What is Cross-Site Scripting (XSS) and how to prevent it
Research / Posted March 25, 2020
An Introduction to Cross-Site Scripting (XSS)
Cross-Site Scripting or “XSS” is one of the most common vulnerabilities found in web applications. XSS made up nearly 40 per cent of all attacks logged by security researchers in recent years, who also noted that almost 75 per cent of large companies across Europe had been targeted over the last year.

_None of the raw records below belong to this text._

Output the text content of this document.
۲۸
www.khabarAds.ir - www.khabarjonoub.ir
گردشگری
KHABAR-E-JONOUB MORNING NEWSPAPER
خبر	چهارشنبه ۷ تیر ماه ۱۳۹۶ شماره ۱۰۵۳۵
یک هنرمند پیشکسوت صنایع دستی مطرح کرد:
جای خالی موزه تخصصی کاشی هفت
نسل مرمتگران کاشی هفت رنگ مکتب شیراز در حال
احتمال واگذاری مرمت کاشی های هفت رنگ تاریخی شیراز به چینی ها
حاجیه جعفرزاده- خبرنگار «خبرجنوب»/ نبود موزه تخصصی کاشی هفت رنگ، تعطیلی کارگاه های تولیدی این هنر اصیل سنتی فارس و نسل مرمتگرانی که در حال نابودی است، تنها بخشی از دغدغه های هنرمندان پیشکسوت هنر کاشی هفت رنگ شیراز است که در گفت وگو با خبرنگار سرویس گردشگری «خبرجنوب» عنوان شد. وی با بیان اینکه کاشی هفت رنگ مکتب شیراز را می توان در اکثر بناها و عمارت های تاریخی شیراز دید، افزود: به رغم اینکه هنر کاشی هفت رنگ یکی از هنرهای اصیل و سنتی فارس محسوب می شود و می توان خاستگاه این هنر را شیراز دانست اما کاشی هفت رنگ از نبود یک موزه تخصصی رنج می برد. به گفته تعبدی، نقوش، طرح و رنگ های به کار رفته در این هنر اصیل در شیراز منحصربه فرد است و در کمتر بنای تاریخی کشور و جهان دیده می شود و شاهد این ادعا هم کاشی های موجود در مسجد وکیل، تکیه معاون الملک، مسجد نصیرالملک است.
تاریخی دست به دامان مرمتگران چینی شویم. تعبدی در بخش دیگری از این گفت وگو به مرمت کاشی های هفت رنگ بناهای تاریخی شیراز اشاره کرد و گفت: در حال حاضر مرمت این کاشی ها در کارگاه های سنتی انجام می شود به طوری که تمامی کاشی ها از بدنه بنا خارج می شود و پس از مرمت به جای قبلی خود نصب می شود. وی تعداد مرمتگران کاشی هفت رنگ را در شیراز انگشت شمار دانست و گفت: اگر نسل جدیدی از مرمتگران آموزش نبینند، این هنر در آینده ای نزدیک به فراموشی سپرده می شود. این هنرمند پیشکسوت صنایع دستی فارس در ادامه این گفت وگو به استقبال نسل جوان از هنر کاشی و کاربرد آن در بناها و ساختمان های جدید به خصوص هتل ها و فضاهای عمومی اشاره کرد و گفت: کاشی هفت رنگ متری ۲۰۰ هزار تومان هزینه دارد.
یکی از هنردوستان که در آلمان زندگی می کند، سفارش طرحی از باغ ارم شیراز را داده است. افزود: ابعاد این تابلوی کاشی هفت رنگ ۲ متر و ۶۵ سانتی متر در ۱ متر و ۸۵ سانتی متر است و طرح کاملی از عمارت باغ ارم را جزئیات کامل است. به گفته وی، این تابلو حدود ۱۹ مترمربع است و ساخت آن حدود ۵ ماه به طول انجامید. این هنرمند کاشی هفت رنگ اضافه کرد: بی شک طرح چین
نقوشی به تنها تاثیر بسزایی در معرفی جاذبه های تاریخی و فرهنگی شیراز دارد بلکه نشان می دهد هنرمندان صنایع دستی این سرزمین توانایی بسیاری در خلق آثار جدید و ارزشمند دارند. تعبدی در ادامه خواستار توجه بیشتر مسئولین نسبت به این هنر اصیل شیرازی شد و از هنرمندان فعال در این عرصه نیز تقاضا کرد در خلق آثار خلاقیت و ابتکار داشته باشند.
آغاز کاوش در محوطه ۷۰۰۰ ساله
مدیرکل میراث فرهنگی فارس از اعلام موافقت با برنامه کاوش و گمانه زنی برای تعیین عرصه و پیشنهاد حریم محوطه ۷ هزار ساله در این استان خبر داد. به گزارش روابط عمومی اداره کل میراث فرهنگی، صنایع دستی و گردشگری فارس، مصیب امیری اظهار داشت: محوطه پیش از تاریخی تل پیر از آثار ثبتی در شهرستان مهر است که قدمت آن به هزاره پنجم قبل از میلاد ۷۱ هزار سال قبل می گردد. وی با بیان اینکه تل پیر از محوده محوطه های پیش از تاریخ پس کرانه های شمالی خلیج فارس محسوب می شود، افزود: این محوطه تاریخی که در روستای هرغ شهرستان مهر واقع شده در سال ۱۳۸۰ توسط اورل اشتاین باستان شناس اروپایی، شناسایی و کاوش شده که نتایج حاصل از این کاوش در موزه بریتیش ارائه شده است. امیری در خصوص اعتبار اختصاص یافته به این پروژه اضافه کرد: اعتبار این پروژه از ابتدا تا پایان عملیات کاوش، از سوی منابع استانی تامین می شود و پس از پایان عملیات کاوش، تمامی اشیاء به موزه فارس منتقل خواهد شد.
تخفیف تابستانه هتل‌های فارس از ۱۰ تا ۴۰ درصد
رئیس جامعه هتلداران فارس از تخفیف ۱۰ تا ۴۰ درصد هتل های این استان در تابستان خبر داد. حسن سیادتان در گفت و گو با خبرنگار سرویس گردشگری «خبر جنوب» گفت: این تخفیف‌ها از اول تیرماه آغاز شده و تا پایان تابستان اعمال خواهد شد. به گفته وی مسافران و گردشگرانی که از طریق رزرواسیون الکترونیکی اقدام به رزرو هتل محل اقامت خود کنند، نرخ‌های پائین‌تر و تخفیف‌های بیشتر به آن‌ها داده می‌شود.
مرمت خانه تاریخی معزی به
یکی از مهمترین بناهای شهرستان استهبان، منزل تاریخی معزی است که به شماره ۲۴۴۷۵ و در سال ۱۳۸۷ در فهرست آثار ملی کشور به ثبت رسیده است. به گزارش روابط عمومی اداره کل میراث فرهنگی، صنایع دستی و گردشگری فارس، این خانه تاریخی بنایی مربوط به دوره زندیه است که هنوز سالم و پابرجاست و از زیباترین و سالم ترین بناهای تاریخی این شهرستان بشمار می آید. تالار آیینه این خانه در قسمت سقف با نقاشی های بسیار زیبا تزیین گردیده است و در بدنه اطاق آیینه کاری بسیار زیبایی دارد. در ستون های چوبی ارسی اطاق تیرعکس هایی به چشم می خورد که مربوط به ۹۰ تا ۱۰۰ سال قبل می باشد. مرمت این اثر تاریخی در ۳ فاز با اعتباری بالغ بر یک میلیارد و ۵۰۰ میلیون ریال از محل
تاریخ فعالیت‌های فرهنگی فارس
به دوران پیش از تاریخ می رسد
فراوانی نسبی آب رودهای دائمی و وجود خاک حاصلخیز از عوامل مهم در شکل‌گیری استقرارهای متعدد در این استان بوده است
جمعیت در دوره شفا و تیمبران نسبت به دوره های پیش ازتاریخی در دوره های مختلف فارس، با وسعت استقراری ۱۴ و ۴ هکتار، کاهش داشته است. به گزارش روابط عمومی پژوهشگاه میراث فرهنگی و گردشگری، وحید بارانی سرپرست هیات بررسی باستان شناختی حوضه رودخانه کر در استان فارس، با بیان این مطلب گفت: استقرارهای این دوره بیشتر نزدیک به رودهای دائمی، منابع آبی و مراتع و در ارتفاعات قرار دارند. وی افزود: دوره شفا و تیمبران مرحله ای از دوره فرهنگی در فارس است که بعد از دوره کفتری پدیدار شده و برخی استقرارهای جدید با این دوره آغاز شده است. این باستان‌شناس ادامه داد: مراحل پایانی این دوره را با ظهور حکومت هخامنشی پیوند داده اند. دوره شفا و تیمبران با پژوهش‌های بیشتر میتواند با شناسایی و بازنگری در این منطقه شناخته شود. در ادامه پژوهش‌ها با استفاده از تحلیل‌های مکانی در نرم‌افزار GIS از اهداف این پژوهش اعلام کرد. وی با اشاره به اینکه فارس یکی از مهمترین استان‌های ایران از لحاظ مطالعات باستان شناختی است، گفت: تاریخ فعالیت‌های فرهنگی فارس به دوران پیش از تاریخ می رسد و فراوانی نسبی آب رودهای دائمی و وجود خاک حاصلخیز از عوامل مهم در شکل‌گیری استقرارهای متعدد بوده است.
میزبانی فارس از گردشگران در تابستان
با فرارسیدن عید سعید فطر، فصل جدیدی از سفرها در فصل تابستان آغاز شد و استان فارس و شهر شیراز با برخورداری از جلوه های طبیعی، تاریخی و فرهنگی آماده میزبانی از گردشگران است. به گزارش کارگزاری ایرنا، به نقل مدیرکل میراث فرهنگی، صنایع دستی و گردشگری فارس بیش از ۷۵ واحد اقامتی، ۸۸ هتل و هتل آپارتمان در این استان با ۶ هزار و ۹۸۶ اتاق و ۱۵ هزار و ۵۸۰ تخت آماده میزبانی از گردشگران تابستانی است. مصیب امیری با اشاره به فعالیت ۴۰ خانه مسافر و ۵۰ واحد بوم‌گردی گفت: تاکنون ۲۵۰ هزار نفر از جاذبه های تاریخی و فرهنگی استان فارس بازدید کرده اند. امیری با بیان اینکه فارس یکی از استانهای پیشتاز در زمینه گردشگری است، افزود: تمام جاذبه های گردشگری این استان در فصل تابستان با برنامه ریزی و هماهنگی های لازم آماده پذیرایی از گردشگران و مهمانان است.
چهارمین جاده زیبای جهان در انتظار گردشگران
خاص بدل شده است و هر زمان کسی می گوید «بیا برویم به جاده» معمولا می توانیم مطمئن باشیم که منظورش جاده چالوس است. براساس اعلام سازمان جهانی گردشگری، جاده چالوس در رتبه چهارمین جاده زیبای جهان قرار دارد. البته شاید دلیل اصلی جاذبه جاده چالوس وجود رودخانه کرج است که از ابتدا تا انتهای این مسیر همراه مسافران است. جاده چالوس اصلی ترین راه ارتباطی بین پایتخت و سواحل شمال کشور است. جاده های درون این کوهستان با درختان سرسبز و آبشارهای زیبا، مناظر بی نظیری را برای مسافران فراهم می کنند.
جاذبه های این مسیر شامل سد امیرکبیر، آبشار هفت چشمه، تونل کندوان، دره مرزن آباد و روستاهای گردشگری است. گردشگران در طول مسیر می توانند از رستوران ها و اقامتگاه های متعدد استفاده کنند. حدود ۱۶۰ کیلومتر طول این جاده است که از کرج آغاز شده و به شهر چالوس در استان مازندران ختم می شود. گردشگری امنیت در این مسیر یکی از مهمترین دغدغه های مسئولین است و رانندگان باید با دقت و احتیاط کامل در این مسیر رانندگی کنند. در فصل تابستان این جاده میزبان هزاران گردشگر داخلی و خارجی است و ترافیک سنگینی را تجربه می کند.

However, ask many developers and technical team members to explain exactly what it is or how to prevent it and the answers that you get back may surprise you: answers will often consist of partially-remembered examples, many typically involving some form of classic pop-up dialogue box in a web browser. But true XSS attacks are nearly always completely invisible to end users. Clearly there is still a lot of uncertainty among developers and others around what exactly XSS is and how to prevent it. Very often the topic is made overly complex, when in reality it is relatively simple to both understand and defend against. In this article we’re going to outline how XSS occurs, and how it can be prevented, with a minimum of jargon and a focus on comprehension of key issues.
A history lesson
Websites rely on the underlying HTTP protocol in a simple request-response cycle: your browser requests a resource, and the server that hosts the webpage returns it. Websites historically were completely static, returning requested assets such as documents, files, HTML pages and images – you requested a URL and the same content was returned regardless of who, what or where you were.
Over time websites became ‘dynamic’, and returned different content based on the server-side execution of a script or program that dynamically altered content before returning it. That could be as simple as returning “Hello, Daniel” when you were logged in as the user “Daniel”. What’s going on here is that the server was provided with the username “Daniel”, and embedded it in the returned response.
Where’s the problem?
Cross-site scripting is the slightly clunky and confusing initialism (“CSS” was already taken by “Cascading Style Sheets”, hence the use of the seemingly random “X”) for the malicious insertion by attackers of unauthorised script into a website or web application. We’ll look at how this is performed below.
What causes XSS?
At its simplest, XSS relies on a website returning client-side code to a client for it to execute, but in which an attacker has inserted or ‘injected’ code of their own, rather than the code that the web server is intending for your browser to run.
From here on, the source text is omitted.